'Rage against the machine'


Thank you for writing about the Mountain View Neighborhood in Bernalillo County, N.M. (HCN, 2/01/10). It is rare that communities suffering from the injustice of disproportionate levels of environmental degradation are given attention in the media. I cringed to read about our deficiencies as activists and community organizers. Nevertheless, you captured the challenges that face our community.

I need to clarify some of the statements attributed to me in the article. As a white woman, I have been organizing within and alongside communities of color for 35 years. We have lost and we have won. The times when we win have certain common characteristics.

First is the recognition that there is racism, sexism and classism in our movement as well as in the world. For example, white folks, typically men, tend to dominate discussions and decision-making processes. People of good will and energy who want to fix the world have a moral obligation to work on the perpetual crisis of power inequities.
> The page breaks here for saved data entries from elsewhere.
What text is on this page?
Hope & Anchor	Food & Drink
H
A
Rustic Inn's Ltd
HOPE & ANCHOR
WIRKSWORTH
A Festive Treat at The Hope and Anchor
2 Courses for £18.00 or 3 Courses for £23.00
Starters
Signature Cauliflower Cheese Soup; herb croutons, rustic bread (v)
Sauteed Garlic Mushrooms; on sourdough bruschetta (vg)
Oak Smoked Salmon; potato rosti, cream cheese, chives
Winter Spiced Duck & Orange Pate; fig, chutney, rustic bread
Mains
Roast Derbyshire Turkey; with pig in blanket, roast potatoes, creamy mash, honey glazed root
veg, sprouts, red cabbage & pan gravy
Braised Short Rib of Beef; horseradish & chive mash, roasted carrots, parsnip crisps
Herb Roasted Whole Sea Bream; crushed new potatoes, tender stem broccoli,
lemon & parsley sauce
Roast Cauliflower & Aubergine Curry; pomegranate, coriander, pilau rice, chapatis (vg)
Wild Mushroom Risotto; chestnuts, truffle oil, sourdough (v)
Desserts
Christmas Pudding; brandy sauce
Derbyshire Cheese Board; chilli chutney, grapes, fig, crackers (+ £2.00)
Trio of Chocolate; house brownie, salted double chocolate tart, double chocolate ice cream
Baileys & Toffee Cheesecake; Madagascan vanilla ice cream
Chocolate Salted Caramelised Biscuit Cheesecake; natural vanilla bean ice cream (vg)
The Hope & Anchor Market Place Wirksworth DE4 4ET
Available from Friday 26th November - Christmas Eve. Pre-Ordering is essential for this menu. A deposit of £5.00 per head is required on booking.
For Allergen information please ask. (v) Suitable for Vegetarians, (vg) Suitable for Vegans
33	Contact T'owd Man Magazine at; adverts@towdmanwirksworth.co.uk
Second, a diverse array of people must gather to focus on the issue at hand and leave our weapons outside the door. It is essential to agree to disagree and respect each other and our different life experiences. Otherwise, we chase our tails in a perpetual cycle of blame, self-protection and, again, blame.

My fatigue and frustration with the emphasis on our differences rather than our common vision came out in some of my statements to HCN. In the final analysis, however, it was rage against the machine, not the people I work with.